The Specialist Chambers and the Specialist Prosecutor’s Office are part of the Kosovo judicial system. The purpose of the court is to try those responsible for crimes committed in Kosovo during and in the aftermath of the war of ’98-00.
Both the Chambers and the Specialist Prosecutor’s Office are temporary, with a specific mandate. Indeed, they have jurisdiction only over certain crimes against humanity, war crimes and other crimes under Kosovo Law.
The particularity of this institution is that the law allows proceedings to be relocated outside the national territory. The Chambers and the Prosecutor’s Office are therefore based in The Hague and have exclusively international judges, prosecutors, and staff. They can order the transfer of proceedings within their jurisdiction from any other Kosovo prosecutor or court, regardless of the stage of the investigation or proceedings.
#9 – Civil-Military Cooperation Centre of Excellence (CCOE) – there’s also NATO
CCOE is an international military organization founded in 2001 to support NATO’s transformation program. The aim is to build opportunities to improve education and training, to develop studies and analyses of NATO and the Civil-Military Cooperation Centre (CIMIC) and to provide general support for their activities.
In 2017 it was conferred the title of CIMIC Award of Excellence, for its wide range of civil-military interaction activities.
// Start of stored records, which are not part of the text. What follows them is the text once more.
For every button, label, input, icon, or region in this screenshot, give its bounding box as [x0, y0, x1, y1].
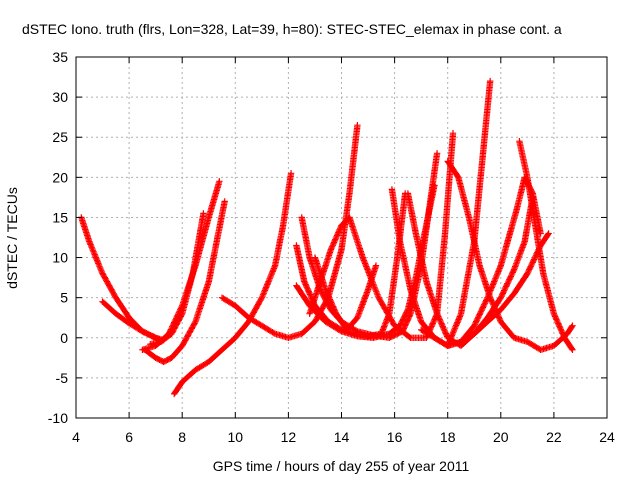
series-track: [99, 298, 165, 345]
y-axis-title: dSTEC / TECUs: [4, 187, 20, 289]
series-track: [139, 178, 223, 353]
x-tick-label: 22: [546, 429, 562, 445]
plus-markers: [147, 210, 207, 348]
plus-markers: [99, 298, 165, 345]
plus-markers: [444, 230, 552, 349]
plus-markers: [78, 214, 167, 344]
y-tick-label: 10: [52, 250, 68, 266]
data-points: [78, 77, 576, 398]
plus-markers: [388, 77, 494, 349]
series-track: [516, 138, 576, 353]
x-tick-label: 4: [72, 429, 80, 445]
plus-markers: [141, 198, 228, 365]
y-tick-label: 5: [60, 290, 68, 306]
plus-markers: [306, 130, 457, 341]
y-tick-label: 30: [52, 89, 68, 105]
y-tick-label: -10: [48, 410, 68, 426]
y-tick-label: 20: [52, 169, 68, 185]
plus-markers: [139, 178, 223, 353]
x-tick-label: 12: [281, 429, 297, 445]
x-tick-label: 20: [493, 429, 509, 445]
x-tick-label: 24: [599, 429, 615, 445]
x-tick-label: 6: [125, 429, 133, 445]
series-track: [444, 158, 576, 353]
series-track: [444, 230, 552, 349]
chart-title: dSTEC Iono. truth (flrs, Lon=328, Lat=39…: [22, 21, 562, 37]
y-tick-label: 35: [52, 49, 68, 65]
x-axis-ticks: 4 6 8 10 12 14 16 18 20 22 24: [72, 57, 615, 445]
y-axis-ticks: -10 -5 0 5 10 15 20 25 30 35: [48, 49, 607, 426]
x-tick-label: 18: [440, 429, 456, 445]
series-track: [147, 210, 207, 348]
series-track: [171, 170, 295, 398]
series-track: [388, 77, 494, 349]
plus-markers: [444, 158, 576, 353]
x-tick-label: 10: [228, 429, 244, 445]
plus-markers: [171, 170, 295, 398]
series-track: [78, 214, 167, 344]
x-tick-label: 8: [178, 429, 186, 445]
y-tick-label: -5: [56, 370, 69, 386]
series-track: [306, 130, 457, 341]
series-track: [141, 198, 228, 365]
plus-markers: [516, 138, 576, 353]
y-tick-label: 0: [60, 330, 68, 346]
x-tick-label: 16: [387, 429, 403, 445]
y-tick-label: 15: [52, 209, 68, 225]
x-axis-title: GPS time / hours of day 255 of year 2011: [213, 458, 470, 474]
x-tick-label: 14: [334, 429, 350, 445]
y-tick-label: 25: [52, 129, 68, 145]
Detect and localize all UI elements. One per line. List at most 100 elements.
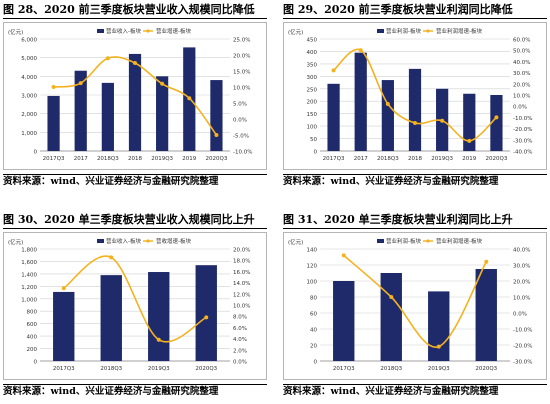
chart-box: 1,800 1,600 1,400 1,200 1,000 800 600 400 200 0 20…	[3, 232, 267, 380]
series-line	[63, 255, 207, 343]
y-tick-label: 0	[34, 150, 38, 156]
y2-tick-label: -20.0%	[513, 344, 532, 350]
legend-line-marker	[426, 29, 430, 33]
y-tick-label: 4,000	[21, 75, 37, 81]
legend-bar-swatch	[97, 29, 104, 33]
y2-tick-label: -30.0%	[513, 360, 532, 366]
line-point	[61, 286, 66, 291]
chart-title: 图 28、2020 前三季度板块营业收入规模同比降低	[3, 2, 267, 19]
bar	[381, 80, 394, 151]
chart-title: 图 29、2020 前三季度板块营业利润同比降低	[283, 2, 547, 19]
y-tick-label: 40	[310, 328, 317, 334]
x-tick-label: 2017Q3	[43, 156, 65, 162]
line-point	[109, 255, 114, 260]
y2-tick-label: 30.0%	[513, 71, 530, 77]
y-tick-label: 250	[307, 87, 318, 93]
line-point	[413, 121, 417, 125]
unit-label: (亿元)	[8, 238, 23, 246]
y2-tick-label: 60.0%	[513, 38, 530, 44]
y-tick-label: 120	[307, 264, 318, 270]
legend-label: 营业利润增速-板块	[436, 237, 482, 245]
y-tick-label: 80	[310, 296, 317, 302]
x-tick-label: 2017	[354, 156, 368, 162]
x-tick-label: 2018Q3	[377, 156, 399, 162]
y2-tick-label: 4.0%	[233, 337, 247, 343]
y2-tick-label: -20.0%	[513, 127, 532, 133]
y-tick-label: 3,000	[21, 94, 37, 100]
y2-tick-label: -10.0%	[513, 116, 532, 122]
y2-tick-label: 50.0%	[513, 49, 530, 55]
y-tick-label: 300	[307, 75, 318, 81]
bar	[327, 83, 340, 151]
y-tick-label: 450	[307, 38, 318, 44]
y2-tick-label: 20.0%	[233, 248, 250, 254]
y2-tick-label: 25.0%	[233, 38, 250, 44]
source-note: 资料来源：wind、兴业证券经济与金融研究院整理	[3, 384, 267, 399]
y2-tick-label: 0.0%	[233, 118, 247, 124]
chart-box: 6,000 5,000 4,000 3,000 2,000 1,000 0 25.0% 20.0…	[3, 22, 267, 170]
line-point	[358, 48, 363, 53]
bar	[195, 265, 217, 361]
y-tick-label: 20	[310, 344, 317, 350]
x-tick-label: 2018	[128, 156, 142, 162]
legend-label: 营收增速-板块	[156, 237, 191, 245]
y2-tick-label: 0.0%	[513, 312, 527, 318]
y-tick-label: 1,000	[21, 297, 37, 303]
y2-tick-label: 14.0%	[233, 281, 250, 287]
legend-label: 营业增速-板块	[156, 27, 191, 35]
y-tick-label: 100	[307, 280, 318, 286]
y-tick-label: 150	[307, 112, 318, 118]
legend-line-marker	[146, 29, 150, 33]
bar	[408, 68, 422, 151]
y-tick-label: 1,400	[21, 272, 37, 278]
y-tick-label: 200	[27, 347, 38, 353]
line-point	[494, 115, 499, 120]
y2-tick-label: 40.0%	[513, 248, 530, 254]
source-note: 资料来源：wind、兴业证券经济与金融研究院整理	[3, 174, 267, 189]
y2-tick-label: 2.0%	[233, 348, 247, 354]
legend-bar-swatch	[377, 29, 384, 33]
y2-tick-label: 6.0%	[233, 326, 247, 332]
x-tick-label: 2020Q3	[486, 156, 508, 162]
line-point	[51, 85, 56, 89]
line-point	[214, 133, 219, 137]
bar	[53, 291, 75, 361]
y2-tick-label: -40.0%	[513, 150, 532, 156]
chart-box: 450 400 350 300 250 200 150 100 50 0 60.0% 50.0% 40.…	[283, 22, 547, 170]
line-point	[160, 81, 165, 86]
y2-tick-label: 0.0%	[233, 360, 247, 366]
y-tick-label: 2,000	[21, 112, 37, 118]
y-tick-label: 0	[314, 360, 318, 366]
y-tick-label: 350	[307, 62, 318, 68]
legend-label: 营业利润增速-板块	[436, 27, 482, 35]
x-tick-label: 2018	[408, 156, 422, 162]
bar	[475, 269, 497, 361]
bar	[490, 95, 503, 151]
x-tick-label: 2018Q3	[380, 366, 402, 372]
legend-bar-swatch	[97, 239, 104, 243]
combo-chart: 6,000 5,000 4,000 3,000 2,000 1,000 0 25.0% 20.0…	[8, 27, 252, 162]
x-tick-label: 2019Q3	[148, 366, 170, 372]
x-tick-label: 2019Q3	[431, 156, 453, 162]
bar	[100, 275, 122, 361]
line-point	[331, 68, 336, 73]
source-note: 资料来源：wind、兴业证券经济与金融研究院整理	[283, 174, 547, 189]
y-tick-label: 6,000	[21, 38, 37, 44]
y2-tick-label: 40.0%	[513, 60, 530, 66]
bar	[428, 291, 450, 361]
line-point	[156, 337, 161, 342]
y2-tick-label: 10.0%	[513, 94, 530, 100]
x-tick-label: 2019Q3	[428, 366, 450, 372]
line-point	[385, 101, 390, 106]
bar	[210, 80, 223, 151]
legend-line-marker	[146, 239, 150, 243]
bar	[128, 53, 142, 151]
bar	[354, 52, 367, 151]
bar	[156, 76, 169, 151]
bar	[463, 93, 476, 151]
y-tick-label: 100	[307, 125, 318, 131]
legend-label: 营业收入-板块	[106, 27, 141, 35]
legend-line-marker	[426, 239, 430, 243]
x-tick-label: 2017Q3	[53, 366, 75, 372]
y2-tick-label: 20.0%	[233, 54, 250, 60]
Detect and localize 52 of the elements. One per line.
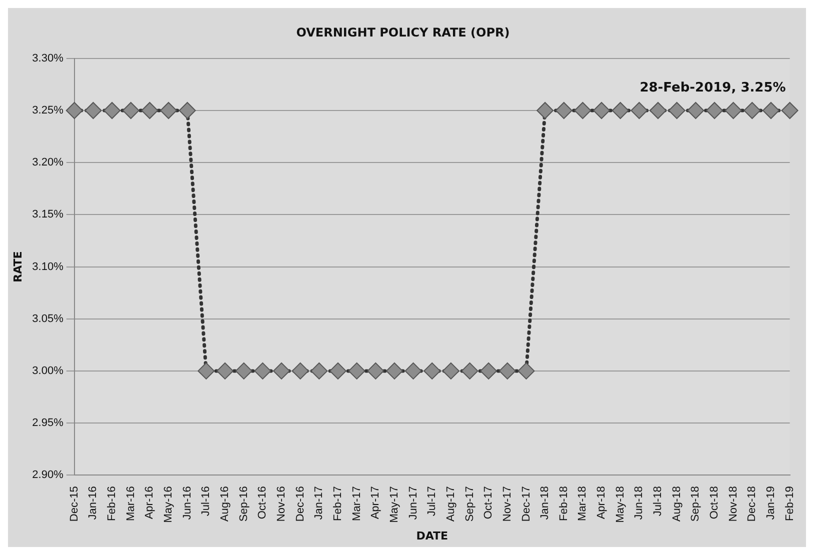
y-tick-label: 3.10% (32, 260, 64, 273)
y-tick-label: 3.30% (32, 52, 64, 64)
x-tick-label: Mar-18 (576, 486, 589, 521)
y-tick-label: 2.90% (32, 469, 64, 482)
y-tick-label: 3.25% (32, 104, 64, 117)
y-tick-label: 3.05% (32, 312, 64, 325)
x-tick-label: Feb-16 (106, 486, 118, 521)
x-tick-label: Jul-17 (426, 486, 438, 516)
x-tick-label: Apr-18 (596, 486, 608, 520)
x-tick-label: Oct-16 (256, 486, 269, 520)
x-tick-label: Dec-16 (294, 486, 306, 522)
x-tick-label: Mar-16 (124, 486, 137, 521)
annotation: 28-Feb-2019, 3.25% (640, 80, 786, 96)
x-tick-label: May-17 (388, 486, 400, 523)
x-tick-label: Aug-18 (670, 486, 683, 522)
x-tick-label: Nov-17 (501, 486, 514, 522)
x-tick-label: Jan-19 (765, 486, 778, 520)
x-tick-label: Apr-17 (370, 486, 382, 520)
chart-title: OVERNIGHT POLICY RATE (OPR) (296, 25, 510, 40)
y-tick-label: 2.95% (32, 417, 64, 430)
y-tick-label: 3.00% (32, 364, 64, 377)
x-tick-label: Jul-18 (652, 486, 664, 516)
x-tick-label: Sep-17 (464, 486, 476, 522)
x-tick-label: Oct-17 (482, 486, 495, 520)
x-tick-label: May-16 (162, 486, 175, 523)
x-tick-label: Nov-16 (276, 486, 288, 522)
x-tick-label: Jan-17 (313, 486, 326, 520)
x-tick-label: Aug-17 (444, 486, 457, 522)
x-tick-label: Feb-18 (558, 486, 570, 521)
x-tick-label: Dec-15 (68, 486, 80, 522)
x-axis-title: DATE (416, 529, 448, 542)
x-tick-label: Jun-17 (407, 486, 420, 520)
x-tick-label: Mar-17 (350, 486, 363, 521)
x-tick-label: Sep-18 (690, 486, 702, 522)
y-tick-label: 3.20% (32, 156, 64, 169)
x-tick-label: Dec-18 (746, 486, 758, 522)
x-tick-label: Jan-18 (539, 486, 552, 520)
x-tick-label: Dec-17 (520, 486, 532, 522)
y-axis-title: RATE (11, 251, 24, 282)
x-tick-label: Feb-17 (332, 486, 344, 521)
x-tick-label: Oct-18 (708, 486, 721, 520)
x-tick-label: Jun-18 (633, 486, 646, 520)
x-tick-label: Sep-16 (238, 486, 250, 522)
x-tick-label: Jul-16 (200, 486, 212, 516)
x-tick-label: Apr-16 (144, 486, 156, 520)
x-tick-label: Jun-16 (181, 486, 194, 520)
x-tick-label: May-18 (614, 486, 626, 523)
x-tick-label: Nov-18 (727, 486, 740, 522)
x-tick-label: Jan-16 (87, 486, 100, 520)
x-tick-label: Feb-19 (784, 486, 796, 521)
y-tick-label: 3.15% (32, 208, 64, 221)
x-tick-label: Aug-16 (219, 486, 232, 522)
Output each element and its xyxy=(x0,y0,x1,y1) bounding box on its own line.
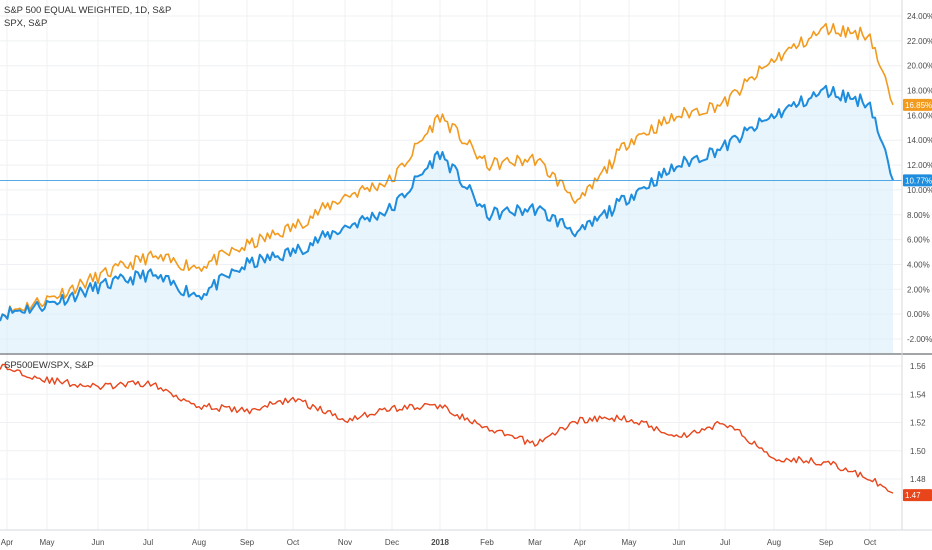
main-axis-tick-label: 2.00% xyxy=(907,285,930,294)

Also in 2017, the CCOE celebrated its tenth anniversary at its headquarters in The Hague.
Although CCOE is accredited as a CIMIC Centre of Excellence, its expertise and experience are also available to other international organizations such as the European Union, non-governmental organizations and scientific institutions.
The Centre is funded and controlled by the sponsoring nations and is not part of the NATO command structure.
#10 – International Residual Mechanism for Criminal Tribunals (IRMCT) – the heritage of the ad hoc Tribunals
What happens when an international court ends its mandate? The problem has been raised at the UN and the solution has been found in the “International Residual Mechanism for Criminal Tribunals”. It is a structure with the task to carry out functions previously attributed to the International Criminal Tribunal for Rwanda (“ICTR”) and the International Criminal Tribunal for the former Yugoslavia (“ICTY”).
In conducting these functions, the Mechanism maintains the legacy of these two ad hoc courts, pioneers on the international scene, carrying out also the best practices in the field of criminal justice.
During its early years, the IRMCT operated in parallel with the ICTR and the ICTY. Following the closure of the ICTR (on 31 December 2015) and the ICTY (on 31 December 2017), the Mechanism continued to function as an autonomous institution, dealing mainly with pending cases, enforcement of sentences and compensation.
“By establishing the Mechanism, the Council has helped to guarantee that the closure of the two pioneering ad hoc tribunals does not open the way for impunity to reign once more,” says Theodor Meron, President of the UN Security Council.